Sure, now I see! So a set of extensionally equal functions might contain one or more subsets of intensionally equal functions, because we are only looking at the relation that the function generates (semantics) and not the notation (syntax). But is it really definitional equality in the latter case? Can I not interchange different constructions for the natural numbers that “2” and “s(s(0))” represent? For example von Neumann or this one (which I think is quite beautiful). Or would it be the case, that we define/construct the natural numbers and then decide on different kinds of syntactic sugar to represent them?

• CommentRowNumber6.
• CommentAuthorMike Shulman
• CommentTimeSep 7th 2013

So a set of extensionally equal functions might contain one or more subsets of intensionally equal functions

Each extensional-equality-class of functions contains many distinct intensional-equality-classes; is that what you mean?

Can I not interchange different constructions for the natural numbers that “2” and “s(s(0))” represent?

I would say that neither of those strings of symbols has any meaning until you’ve fixed a meaning of “the natural numbers”.

• CommentRowNumber7.
• CommentAuthordan
• CommentTimeSep 7th 2013
• (edited Sep 7th 2013)

Each extensional-equality-class of functions contains many distinct intensional-equality-classes; is that what you mean?

Yep, need to get more into the formal language.

I would say that neither of those strings of symbols has any meaning until you’ve fixed a meaning of “the natural numbers”. Okay. That would be everything then.

Thanks to everyone for helping me understand.

• CommentRowNumber8.
• CommentAuthorTobyBartels
• CommentTimeSep 13th 2013

I would say that neither of those strings of symbols has any meaning until you’ve fixed a meaning of “the natural numbers”.

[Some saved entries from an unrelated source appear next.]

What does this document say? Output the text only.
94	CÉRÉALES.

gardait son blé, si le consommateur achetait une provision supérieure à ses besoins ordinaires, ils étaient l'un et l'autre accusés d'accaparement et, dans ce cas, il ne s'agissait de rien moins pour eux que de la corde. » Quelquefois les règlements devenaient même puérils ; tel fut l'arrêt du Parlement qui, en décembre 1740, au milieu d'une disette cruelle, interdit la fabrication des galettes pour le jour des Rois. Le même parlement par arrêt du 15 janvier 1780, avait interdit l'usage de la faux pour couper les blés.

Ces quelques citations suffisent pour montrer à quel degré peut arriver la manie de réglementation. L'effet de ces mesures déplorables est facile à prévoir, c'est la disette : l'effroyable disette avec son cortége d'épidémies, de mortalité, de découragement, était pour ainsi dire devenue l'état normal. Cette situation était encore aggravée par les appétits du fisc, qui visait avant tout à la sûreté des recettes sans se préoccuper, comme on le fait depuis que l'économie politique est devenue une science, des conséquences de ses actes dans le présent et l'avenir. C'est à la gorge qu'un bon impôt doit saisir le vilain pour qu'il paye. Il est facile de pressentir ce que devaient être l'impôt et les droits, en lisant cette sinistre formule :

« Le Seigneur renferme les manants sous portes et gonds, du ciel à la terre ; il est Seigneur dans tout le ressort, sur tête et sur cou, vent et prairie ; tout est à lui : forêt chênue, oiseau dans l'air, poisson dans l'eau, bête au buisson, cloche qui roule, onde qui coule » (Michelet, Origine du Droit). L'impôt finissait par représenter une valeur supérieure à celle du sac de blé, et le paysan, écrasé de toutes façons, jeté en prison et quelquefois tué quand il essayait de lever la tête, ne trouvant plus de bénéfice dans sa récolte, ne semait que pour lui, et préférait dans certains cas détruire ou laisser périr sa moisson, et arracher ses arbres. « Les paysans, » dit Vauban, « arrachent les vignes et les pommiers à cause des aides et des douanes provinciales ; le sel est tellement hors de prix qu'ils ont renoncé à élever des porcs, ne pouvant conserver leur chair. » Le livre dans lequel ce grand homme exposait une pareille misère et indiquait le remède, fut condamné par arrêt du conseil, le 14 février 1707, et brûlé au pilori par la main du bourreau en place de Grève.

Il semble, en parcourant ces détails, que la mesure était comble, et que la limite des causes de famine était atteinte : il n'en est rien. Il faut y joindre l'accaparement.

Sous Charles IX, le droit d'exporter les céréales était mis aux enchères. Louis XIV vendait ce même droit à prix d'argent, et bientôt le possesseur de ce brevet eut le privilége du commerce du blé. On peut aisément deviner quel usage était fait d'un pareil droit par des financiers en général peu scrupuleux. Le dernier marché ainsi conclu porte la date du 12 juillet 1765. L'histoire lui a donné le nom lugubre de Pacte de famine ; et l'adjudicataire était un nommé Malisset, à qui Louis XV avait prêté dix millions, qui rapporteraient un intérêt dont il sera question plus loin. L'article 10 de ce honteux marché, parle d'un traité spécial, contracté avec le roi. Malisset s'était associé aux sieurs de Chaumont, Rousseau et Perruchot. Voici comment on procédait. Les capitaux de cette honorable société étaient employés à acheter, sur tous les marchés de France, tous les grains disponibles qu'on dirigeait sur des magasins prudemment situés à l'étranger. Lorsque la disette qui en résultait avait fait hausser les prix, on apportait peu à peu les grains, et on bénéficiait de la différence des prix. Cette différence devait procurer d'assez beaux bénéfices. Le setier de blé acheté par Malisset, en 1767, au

To follow up on that: The two different constructions in Wikipedia, linked earlier, are ways of fixing such a meaning in material set theory. This is different from any business about comparing $2$ to $s(s(0))$ (which may be interpreted in material set theory using either construction or may be interpreted in something much simpler, such as Peano arithmetic). In any case, we do always have $2 = s(s(0))$ by definitional equality, at least as long as $2$ is defined as $s(1)$ and $1$ is defined as $s(0)$.